Track 6 and 7 had some heavy droning (probably the reason why the 1972 rehearsal tape doesn't include track 6-9). Did some work on the sound to remove/suppress the fault.
Henry Kaiser: THIS is a rehearsal before recording DECALS at the house they lived in the SANTA CRUZ mountains. Just Artie on drums. Elliot quits after this and Drumbo comes back and then they make the record.... This came from a tape that Langdon Winner made of them rehearsing and then he gave it to me to copy back in the mid-70's and I suppose that all the other copies came from that... They also do Big Toe and an unnamed Country Blues type tune on this tape.
Alice In Blunderland was originally intended to be part of af a Rock Opera that Don said he would write. (Don told Langdon Winner this). It would be a concerto for Elliot to solo in. He never got around to writing the opera. After Elliot quit the Decals tour it was a time killing part of the show for Don and Bill to solo on. Then it got reconstructed for Elliot when he came back for Spotlight Kid. As you know it canibalizes Big Black Baby Shoes which was later retitled Ice Rose. The Alice on Spotlight Kid is edited down from a 12 minute version. They made the cuts on the 16 track master - so the long version does not exist anymore. This irritated me to no end when I went thru the Warner vault to review all the material..... It''s my personal Hoy Grail to find Elliot playing long versions - because hearing him do that at the Tufts show is what made me go out and buy my first guitar......
(Henry Kaiser by email)
Langdon Winner: His new Magic Band is probably the best he's ever had and may be one of the best in the country. He has recently added drummer Art Tripp - formerly of the Mothers Of Invention - who provides exactly the right blend of rhythmic novelty and imagination to the groups' sound. Zoot Horn Rollo (Bill Harkleroad) and Rockette Morton (Mark Boston), musicians that Beefheart taught from scratch, have reached musical maturity and are eager to get out before the public.

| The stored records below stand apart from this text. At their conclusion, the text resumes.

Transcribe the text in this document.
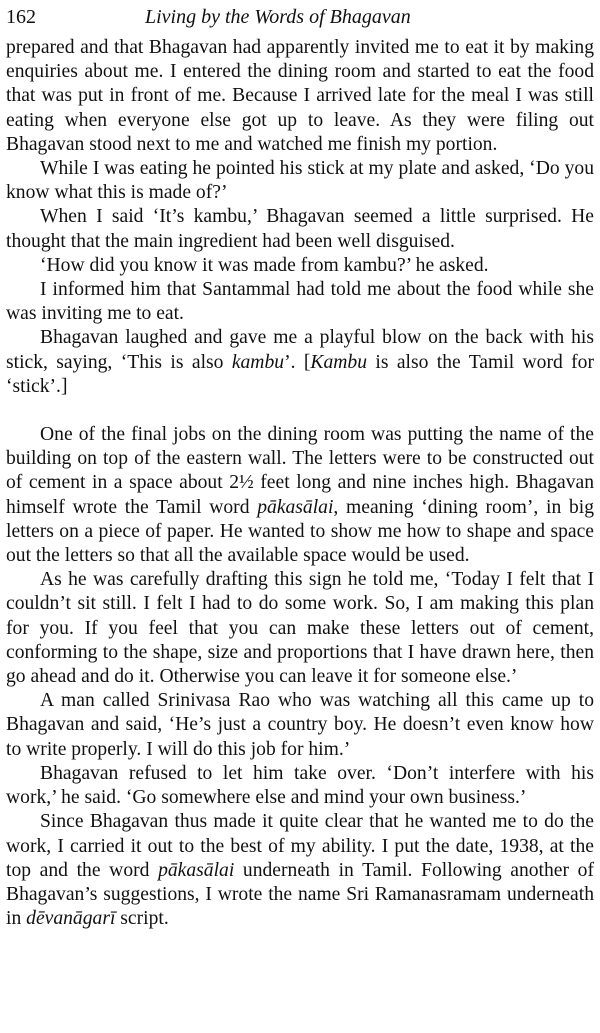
162	Living by the Words of Bhagavan

prepared and that Bhagavan had apparently invited me to eat it by making enquiries about me. I entered the dining room and started to eat the food that was put in front of me. Because I arrived late for the meal I was still eating when everyone else got up to leave. As they were filing out Bhagavan stood next to me and watched me finish my portion.

While I was eating he pointed his stick at my plate and asked, ‘Do you know what this is made of?’

When I said ‘It’s kambu,’ Bhagavan seemed a little surprised. He thought that the main ingredient had been well disguised.

‘How did you know it was made from kambu?’ he asked.

I informed him that Santammal had told me about the food while she was inviting me to eat.

Bhagavan laughed and gave me a playful blow on the back with his stick, saying, ‘This is also kambu’. [Kambu is also the Tamil word for ‘stick’.]

One of the final jobs on the dining room was putting the name of the building on top of the eastern wall. The letters were to be constructed out of cement in a space about 2½ feet long and nine inches high. Bhagavan himself wrote the Tamil word pākasālai, meaning ‘dining room’, in big letters on a piece of paper. He wanted to show me how to shape and space out the letters so that all the available space would be used.

As he was carefully drafting this sign he told me, ‘Today I felt that I couldn’t sit still. I felt I had to do some work. So, I am making this plan for you. If you feel that you can make these letters out of cement, conforming to the shape, size and proportions that I have drawn here, then go ahead and do it. Otherwise you can leave it for someone else.’

A man called Srinivasa Rao who was watching all this came up to Bhagavan and said, ‘He’s just a country boy. He doesn’t even know how to write properly. I will do this job for him.’

Bhagavan refused to let him take over. ‘Don’t interfere with his work,’ he said. ‘Go somewhere else and mind your own business.’

Since Bhagavan thus made it quite clear that he wanted me to do the work, I carried it out to the best of my ability. I put the date, 1938, at the top and the word pākasālai underneath in Tamil. Following another of Bhagavan’s suggestions, I wrote the name Sri Ramanasramam underneath in dēvanāgarī script.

Both of them are remarkably talented and love the music they play with an unwavering passion. The Captain himself is clearly at the peak of his creativity in terms of both composition and performance. His new songs in rehearsal - Woe Is A Me Bop, Alice In Blunderland and others - are even better than the tunes on Trout Mask Replica. I have heard the new Magic Band play this music in the shelter of Beefheart's living room and, believe me, it's simply incredible.
(Langdon Winner: I'm Not Even Here I Just Stick Around For My Friends. Rolling Stone #58. May 14, 1970)

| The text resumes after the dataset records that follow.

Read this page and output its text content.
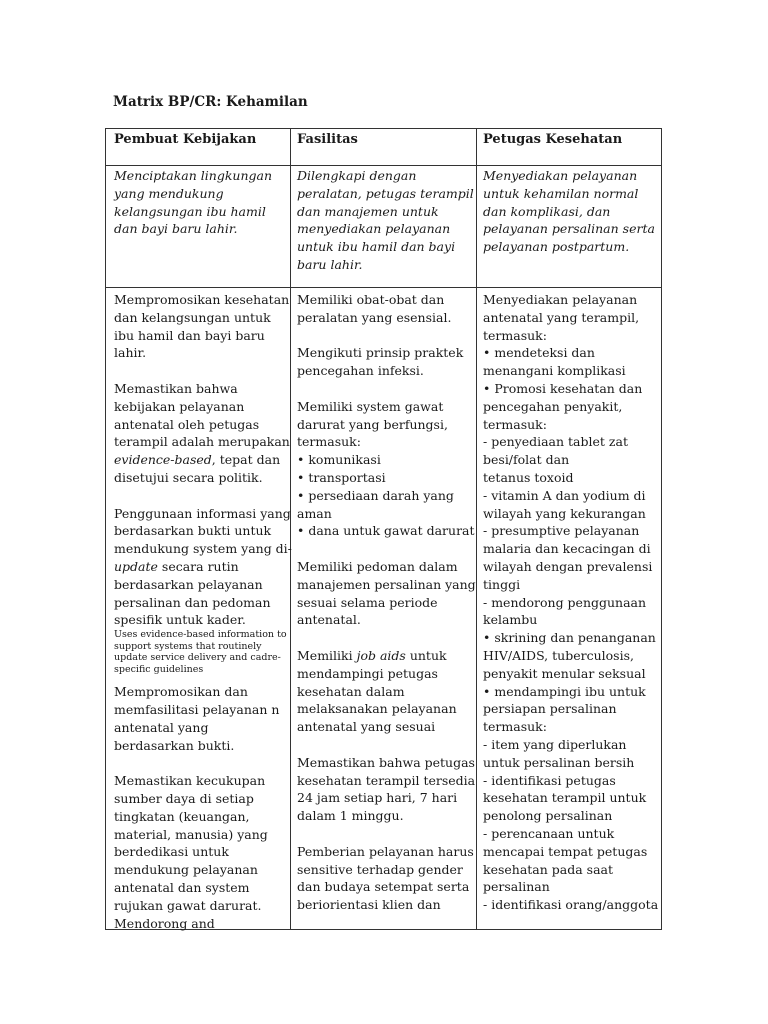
Matrix BP/CR: Kehamilan
Pembuat Kebijakan	Fasilitas	Petugas Kesehatan
Menciptakan lingkungan yang mendukung kelangsungan ibu hamil dan bayi baru lahir.
Dilengkapi dengan peralatan, petugas terampil dan manajemen untuk menyediakan pelayanan untuk ibu hamil dan bayi baru lahir.
Menyediakan pelayanan untuk kehamilan normal dan komplikasi, dan pelayanan persalinan serta pelayanan postpartum.
Mempromosikan kesehatan dan kelangsungan untuk ibu hamil dan bayi baru lahir.
Memastikan bahwa kebijakan pelayanan antenatal oleh petugas terampil adalah merupakan evidence-based, tepat dan disetujui secara politik.
Penggunaan informasi yang berdasarkan bukti untuk mendukung system yang di-update secara rutin berdasarkan pelayanan persalinan dan pedoman spesifik untuk kader.
Uses evidence-based information to support systems that routinely update service delivery and cadre-specific guidelines
Mempromosikan dan memfasilitasi pelayanan n antenatal yang berdasarkan bukti.
Memastikan kecukupan sumber daya di setiap tingkatan (keuangan, material, manusia) yang berdedikasi untuk mendukung pelayanan antenatal dan system rujukan gawat darurat.
Mendorong and
Memiliki obat-obat dan peralatan yang esensial.
Mengikuti prinsip praktek pencegahan infeksi.
Memiliki system gawat darurat yang berfungsi, termasuk:
• komunikasi
• transportasi
• persediaan darah yang aman
• dana untuk gawat darurat
Memiliki pedoman dalam manajemen persalinan yang sesuai selama periode antenatal.
Memiliki job aids untuk mendampingi petugas kesehatan dalam melaksanakan pelayanan antenatal yang sesuai
Memastikan bahwa petugas kesehatan terampil tersedia 24 jam setiap hari, 7 hari dalam 1 minggu.
Pemberian pelayanan harus sensitive terhadap gender dan budaya setempat serta beriorientasi klien dan
Menyediakan pelayanan
antenatal yang terampil,
termasuk:
• mendeteksi dan
menangani komplikasi
• Promosi kesehatan dan
pencegahan penyakit,
termasuk:
- penyediaan tablet zat
besi/folat dan
tetanus toxoid
- vitamin A dan yodium di
wilayah yang kekurangan
- presumptive pelayanan
malaria dan kecacingan di
wilayah dengan prevalensi
tinggi
- mendorong penggunaan
kelambu
• skrining dan penanganan
HIV/AIDS, tuberculosis,
penyakit menular seksual
• mendampingi ibu untuk
persiapan persalinan
termasuk:
- item yang diperlukan
untuk persalinan bersih
- identifikasi petugas
kesehatan terampil untuk
penolong persalinan
- perencanaan untuk
mencapai tempat petugas
kesehatan pada saat
persalinan
- identifikasi orang/anggota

nowave: i think by the sound of this, it's absolutely impossible for this tape to be from '70 ... it's the band in proto-"clear spot" boogie mode and definitely seems like '71 or '72 stuff for sure.
the magic band just wasn't playing this way in '70. for them to have had a weird momentary diversion into slickness and then back out for the utter rawness and angularity of "decals" seems incredibly unlikely.
furthermore, there's actually a count off before track 8 ... no screamed "and!" ... no way is this from '70.
henry kaiser definitely knows his stuff, but i think there was a mix up some place along the line.
regardless, this tape is fantastic to hear, so thanks!